「ザ・ウォーカー」DVDで。原題は、The Book of Eli。「イーライの書」。戦争で空に穴があき、大量の紫外線によって地球が廃墟状態と化して30年たった時代に、人類を救う一冊の本を背負って黙々と西へと向かう男をめぐる、近未来SFにして宗教的な原イメージを描く物語。

モノクロームにちかい色彩効果で描かれる廃墟の映像が、殺伐として荒涼たる「原イメージ」感を強めている。
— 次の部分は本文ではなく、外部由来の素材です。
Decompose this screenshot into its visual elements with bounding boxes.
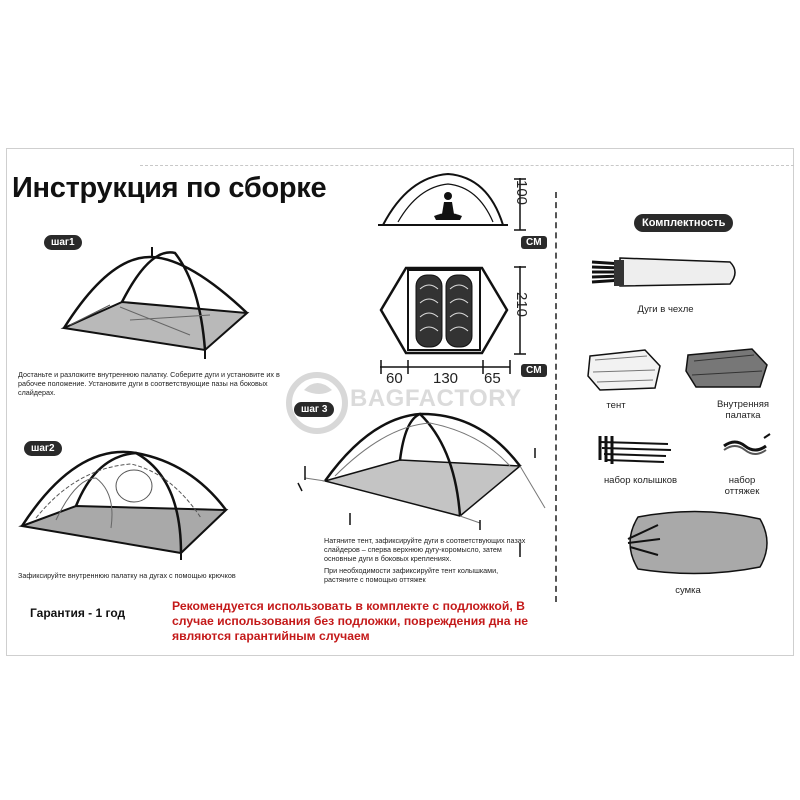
kit-item-guy-lines: набор оттяжек — [724, 475, 760, 497]
width-left-value: 60 — [386, 370, 403, 387]
tent-side-view — [378, 172, 508, 232]
tent-top-view — [378, 265, 510, 357]
step-1-badge: шаг1 — [44, 235, 82, 250]
step-2-badge: шаг2 — [24, 441, 62, 456]
width-mid-value: 130 — [433, 370, 459, 387]
page-title: Инструкция по сборке — [12, 172, 327, 204]
warranty-text: Гарантия - 1 год — [30, 606, 126, 620]
kit-item-bag: сумка — [675, 585, 701, 596]
poles-in-case-icon — [590, 252, 740, 294]
rainfly-icon — [585, 348, 665, 393]
height-unit: CM — [521, 236, 547, 249]
column-divider — [555, 192, 557, 602]
watermark-text: BAGFACTORY — [350, 385, 522, 412]
watermark-logo-icon — [282, 368, 352, 438]
kit-item-poles: Дуги в чехле — [637, 304, 694, 315]
step-3-text-2: При необходимости зафиксируйте тент колышками, растяните с помощью оттяжек — [324, 566, 499, 584]
guy-lines-icon — [720, 432, 770, 462]
step-1-tent-illustration — [40, 245, 270, 365]
height-value: 100 — [513, 180, 530, 206]
step-2-text: Зафиксируйте внутреннюю палатку на дугах с помощью крючков — [18, 571, 236, 580]
width-right-value: 65 — [484, 370, 501, 387]
inner-tent-icon — [682, 345, 772, 390]
length-value: 210 — [513, 292, 530, 318]
carry-bag-icon — [620, 505, 775, 580]
step-3-text: Натяните тент, зафиксируйте дуги в соответствующих пазах слайдеров – сперва верхнюю дугу-коромысло, затем основные дуги в боковых креплениях. — [324, 536, 526, 563]
kit-item-rainfly: тент — [606, 400, 626, 411]
pegs-set-icon — [596, 432, 676, 468]
warning-text: Рекомендуется использовать в комплекте с подложкой, В случае использования без подложки, повреждения дна не являются гарантийным случаем — [172, 599, 529, 643]
kit-header: Комплектность — [634, 214, 733, 232]
kit-item-pegs: набор колышков — [603, 475, 678, 486]
kit-item-inner-tent: Внутренняя палатка — [716, 399, 770, 421]
step-1-text: Достаньте и разложите внутреннюю палатку. Соберите дуги и установите их в рабочее положение. Установите дуги в соответствующие пазы на боковых слайдерах. — [18, 370, 280, 397]
step-2-tent-illustration — [16, 448, 241, 563]
top-divider — [140, 165, 794, 166]
length-unit: CM — [521, 364, 547, 377]
step-3-badge: шаг 3 — [294, 402, 334, 417]
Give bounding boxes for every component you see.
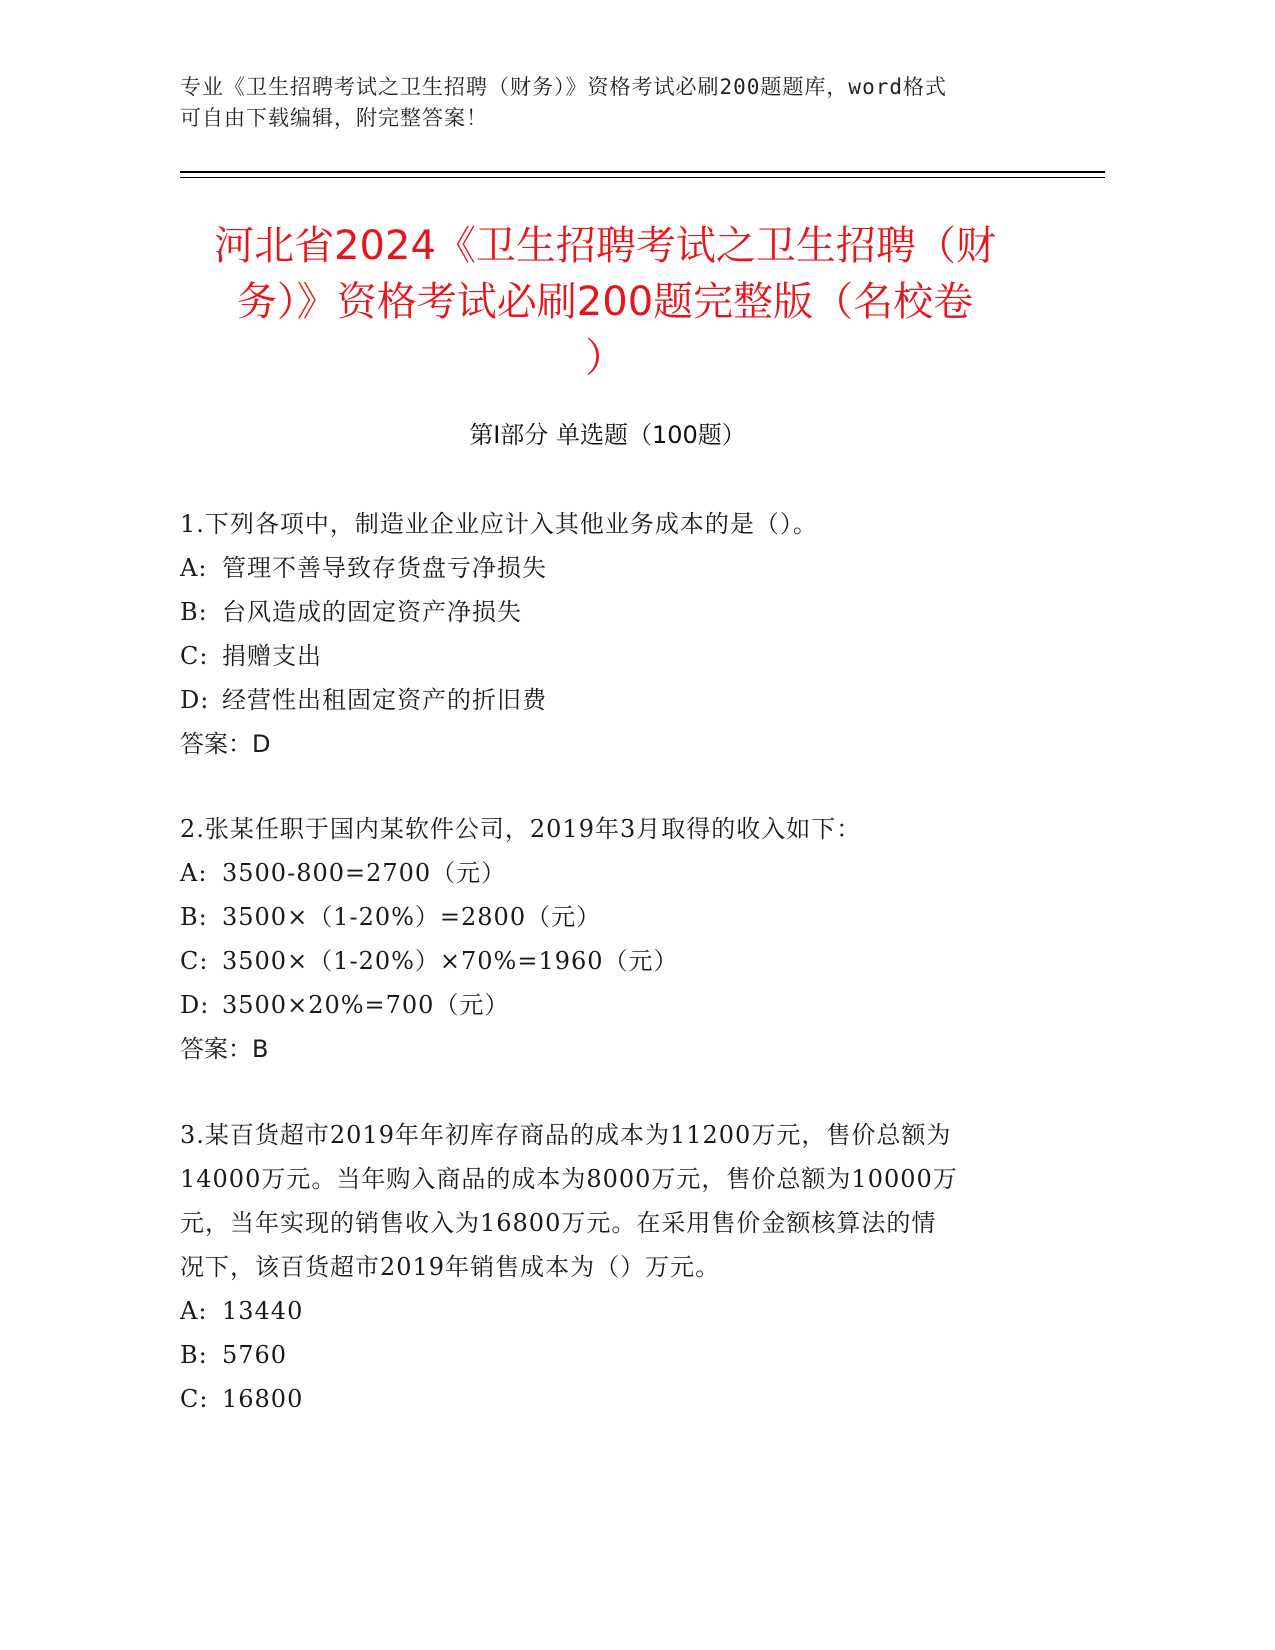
option-key: C: bbox=[180, 1385, 209, 1413]
document-title-line-2: 务）》资格考试必刷200题完整版（名校卷 bbox=[236, 279, 974, 325]
option-b bbox=[180, 895, 1035, 939]
option-key: A: bbox=[180, 554, 208, 582]
option-d bbox=[180, 678, 1035, 722]
option-key: B: bbox=[180, 1341, 208, 1369]
option-d bbox=[180, 983, 1035, 1027]
document-title bbox=[175, 218, 1035, 386]
option-key: D: bbox=[180, 686, 210, 714]
question-stem-line-2: 14000万元。当年购入商品的成本为8000万元，售价总额为10000万 bbox=[180, 1165, 958, 1193]
question-stem-line-1: 3.某百货超市2019年年初库存商品的成本为11200万元，售价总额为 bbox=[180, 1121, 952, 1149]
answer: 答案：B bbox=[180, 1035, 269, 1063]
option-key: A: bbox=[180, 859, 208, 887]
option-b bbox=[180, 590, 1035, 634]
option-key: C: bbox=[180, 642, 209, 670]
option-key: B: bbox=[180, 903, 208, 931]
question-stem: 1.下列各项中，制造业企业应计入其他业务成本的是（）。 bbox=[180, 510, 818, 538]
option-text: 台风造成的固定资产净损失 bbox=[222, 598, 522, 626]
option-text: 3500×（1-20%）×70%=1960（元） bbox=[222, 947, 679, 975]
header-rule-thin bbox=[180, 177, 1105, 178]
option-text: 5760 bbox=[222, 1341, 288, 1369]
option-text: 3500×（1-20%）=2800（元） bbox=[222, 903, 602, 931]
question-2 bbox=[180, 807, 1035, 1071]
option-key: D: bbox=[180, 991, 210, 1019]
option-key: B: bbox=[180, 598, 208, 626]
answer: 答案：D bbox=[180, 730, 271, 758]
option-a bbox=[180, 851, 1035, 895]
option-text: 3500×20%=700（元） bbox=[222, 991, 510, 1019]
option-c bbox=[180, 939, 1035, 983]
option-a bbox=[180, 1289, 1035, 1333]
question-stem-line-4: 况下，该百货超市2019年销售成本为（）万元。 bbox=[180, 1253, 721, 1281]
header-rule-thick bbox=[180, 171, 1105, 173]
option-key: A: bbox=[180, 1297, 208, 1325]
option-text: 3500-800=2700（元） bbox=[222, 859, 507, 887]
option-key: C: bbox=[180, 947, 209, 975]
question-3 bbox=[180, 1113, 1035, 1421]
option-text: 捐赠支出 bbox=[222, 642, 322, 670]
question-stem: 2.张某任职于国内某软件公司，2019年3月取得的收入如下： bbox=[180, 815, 862, 843]
option-c bbox=[180, 634, 1035, 678]
option-b bbox=[180, 1333, 1035, 1377]
header-note bbox=[180, 72, 1060, 134]
option-text: 16800 bbox=[222, 1385, 304, 1413]
header-note-line-1: 专业《卫生招聘考试之卫生招聘（财务）》资格考试必刷200题题库，word格式 bbox=[180, 75, 947, 99]
document-title-line-3: ） bbox=[585, 335, 625, 381]
question-1 bbox=[180, 502, 1035, 766]
question-stem-line-3: 元，当年实现的销售收入为16800万元。在采用售价金额核算法的情 bbox=[180, 1209, 937, 1237]
option-c bbox=[180, 1377, 1035, 1421]
option-a bbox=[180, 546, 1035, 590]
option-text: 经营性出租固定资产的折旧费 bbox=[222, 686, 547, 714]
section-title: 第Ⅰ部分 单选题（100题） bbox=[469, 421, 746, 449]
document-title-line-1: 河北省2024《卫生招聘考试之卫生招聘（财 bbox=[214, 223, 996, 269]
option-text: 13440 bbox=[222, 1297, 304, 1325]
header-note-line-2: 可自由下载编辑，附完整答案！ bbox=[180, 106, 488, 130]
option-text: 管理不善导致存货盘亏净损失 bbox=[222, 554, 547, 582]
近頃のハリウッド映画には廃墟が頻繁に描かれるような気がするが、なにか集合的な潜在意識の投影なのか、それともコンピューターのプログロムで「廃墟」モードにするとこういうのがすぐ作れるようになったとか。

宗教感が日本人にはなじまないところがあるが、本に書かれる言葉が人の心を、ひいては行動を支配し、人類をまとめあげる働きすらするという考え方には深く共感を覚える。

はじめに廃墟のような混沌があり、神の言葉によって天地がつくられ、文明が栄え、神の言葉を忘れた人間によって文明は滅び、そして廃墟の中からたったひとりの人間が立ち上がり、彼が運ぶ神の言葉で再び文明が始まる……という円環を感じさせるラストシーン。人間は結局この繰り返しを生きているのかもしれない、と思わされる。

ゼロから始まり、アナーキーに栄え、ゼロに回帰する、というぐるぐる円環で、ホドロフスキーの「エル・トポ」を思い出した。映画に目覚めるきっかけになった、運命のカルト映画。

デンゼル・ワシントンが「金目のもの」として差し出すKFCのウェットタオル。30年たってたら乾いてるのではないか?とつまらないツッコミをしてみる。

「ローマ」のプッロ役、レイ・スティーブンソンが出ていてうれしかった。ゲイリー・オールドマンの手下役で、プッロ同様、女の子に弱い、みたいな設定だったが。いつか堂々主役をはってほしい俳優。

DVDの終わりにオマケとしてついてた「レバリッジ」というテレビドラマのエピソード1が、なかなか楽しかった。本編があまりにも暗くてシリアスなので、明るく痛快なオマケをつけたのかな?と邪推しつつ、つづきを見たくなる。